While It is common for companies to grow rapidly to make deficits, a quadrupling of net losses is not attractive. It appears that the company's sales and marketing expenses are owing, growing from $ 151.4 million in fiscal year 2018 to $ 324 million in fiscal 2019. That's more than double that; Peloton's sales and marketing costs are also roughly doubled from fiscal year 2017 to fiscal year 2018.
Peloton's growth has not come cheap.
The company has in fact gone from generating cash from operations to heavily negative operating cash flow. In fiscal year 2018, Peloton's operations generated $ 49.7 million in cash. In fiscal 2019, that figure fluctuated to negative $ 108.6 million.
Combined with the company's increasingly negative investing cash flow (negative $ 10.2 million, negative $ 56.7 million and negative $ 297.5 million in fiscal year 2017, 2018 and 2019), Peloton is likely to publish accounts further. The company reported $ 162.1 million in cash and equivalents along with $ 216 million in marketable securities at the end of fiscal 2019. It will be a good while, but not forever at the company's current pace of cash consumption.
Margins  A key issue in the company's S-1 filing concerned the company's margins. Namely, what was its mixed margin result of total revenue, and what kind of margin it could earn from hardware revenue and software revenue, respectively.
Looking at the 2019 fiscal year, Peloton's mixed gross margin was about 42 percent. That's not bad at all, given the company's rapid revenue growth. Hardware ("Connected Fitness Products") had gross margins of 43 percent in the fiscal year, better than we expected.

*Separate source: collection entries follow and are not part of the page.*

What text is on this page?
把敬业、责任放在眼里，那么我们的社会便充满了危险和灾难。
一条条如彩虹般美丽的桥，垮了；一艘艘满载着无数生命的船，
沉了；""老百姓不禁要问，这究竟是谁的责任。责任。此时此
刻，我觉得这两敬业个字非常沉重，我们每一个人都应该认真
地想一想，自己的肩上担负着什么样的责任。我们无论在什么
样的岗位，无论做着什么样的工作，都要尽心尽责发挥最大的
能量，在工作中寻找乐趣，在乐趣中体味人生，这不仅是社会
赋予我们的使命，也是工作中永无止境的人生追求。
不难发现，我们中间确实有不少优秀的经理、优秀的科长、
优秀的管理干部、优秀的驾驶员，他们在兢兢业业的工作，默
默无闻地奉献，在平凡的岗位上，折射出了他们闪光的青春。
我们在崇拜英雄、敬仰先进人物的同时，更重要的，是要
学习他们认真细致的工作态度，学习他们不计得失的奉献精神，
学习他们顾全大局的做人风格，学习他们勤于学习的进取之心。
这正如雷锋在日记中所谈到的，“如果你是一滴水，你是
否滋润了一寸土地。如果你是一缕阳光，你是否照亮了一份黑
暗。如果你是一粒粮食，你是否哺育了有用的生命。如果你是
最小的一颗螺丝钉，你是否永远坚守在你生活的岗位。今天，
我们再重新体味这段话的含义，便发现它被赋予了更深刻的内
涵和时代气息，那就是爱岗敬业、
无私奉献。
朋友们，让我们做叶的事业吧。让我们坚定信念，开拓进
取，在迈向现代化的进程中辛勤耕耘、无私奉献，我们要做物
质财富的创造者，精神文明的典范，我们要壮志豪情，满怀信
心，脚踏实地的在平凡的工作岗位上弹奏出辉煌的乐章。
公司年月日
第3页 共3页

However, the company's recurring digital class revenue ("Subscription") also had margins of about 43 percent. It's lower than we expected. Fortunately for Peloton, selling bicycles is a better business than expected, more than compensating for their more expensive than expected subscription revenue.
Who Owns What
Finally, let's get into the facts and figures related to ownership. In other words, which venture capital fund celebrates its bet.

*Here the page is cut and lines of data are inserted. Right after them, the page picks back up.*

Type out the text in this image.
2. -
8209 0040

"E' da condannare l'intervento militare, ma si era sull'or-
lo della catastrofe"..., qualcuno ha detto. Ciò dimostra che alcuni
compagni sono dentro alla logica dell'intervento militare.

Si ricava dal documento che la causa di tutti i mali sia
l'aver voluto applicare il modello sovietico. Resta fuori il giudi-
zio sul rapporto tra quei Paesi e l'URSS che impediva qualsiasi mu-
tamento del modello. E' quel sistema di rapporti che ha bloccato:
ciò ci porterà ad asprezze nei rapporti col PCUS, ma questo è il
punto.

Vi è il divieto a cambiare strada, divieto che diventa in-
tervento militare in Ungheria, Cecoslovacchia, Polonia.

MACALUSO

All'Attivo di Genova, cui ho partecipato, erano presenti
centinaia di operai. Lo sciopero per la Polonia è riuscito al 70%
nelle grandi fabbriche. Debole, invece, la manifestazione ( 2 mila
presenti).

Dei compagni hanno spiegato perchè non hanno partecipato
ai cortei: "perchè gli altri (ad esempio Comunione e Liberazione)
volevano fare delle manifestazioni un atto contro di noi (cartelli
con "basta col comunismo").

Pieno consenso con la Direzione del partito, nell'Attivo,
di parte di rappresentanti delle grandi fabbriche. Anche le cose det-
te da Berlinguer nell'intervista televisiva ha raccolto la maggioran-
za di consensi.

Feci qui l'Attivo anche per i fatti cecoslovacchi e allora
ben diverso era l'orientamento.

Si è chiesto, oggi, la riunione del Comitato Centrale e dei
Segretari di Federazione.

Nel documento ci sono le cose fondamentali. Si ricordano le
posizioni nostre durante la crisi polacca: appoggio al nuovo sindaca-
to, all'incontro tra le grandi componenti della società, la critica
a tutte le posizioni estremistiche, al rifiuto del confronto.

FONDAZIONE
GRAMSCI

On page 132 of Peloton's S-1, you will find the breakdown of investors.
Peloton CEO John Foley received 15,169,568 B shares, or 6.2% of the total shares. William Lynch, the president of the company, received half of it – 7,502,716 class B shares, or 3.1% of the shares.
There were three executive women listed in this section of Peloton's S-1: Jill Woodworth, Karen Boone, and Pamela Thomas-Graham. Woodworth, the company's chief financial officer, received 3,500,000 shares, while Boone and Thomas-Graham each received 600,000.
True Ventures' Jon Callaghan got 28,369,274 shares, and Tiger Global Management received 46,721,427 shares, more than any other investor or executive listed S-1.
Peloton took on Goldman Sachs, JP Morgan, Bank of America Merrill Lynch and others as underwriters for IPO.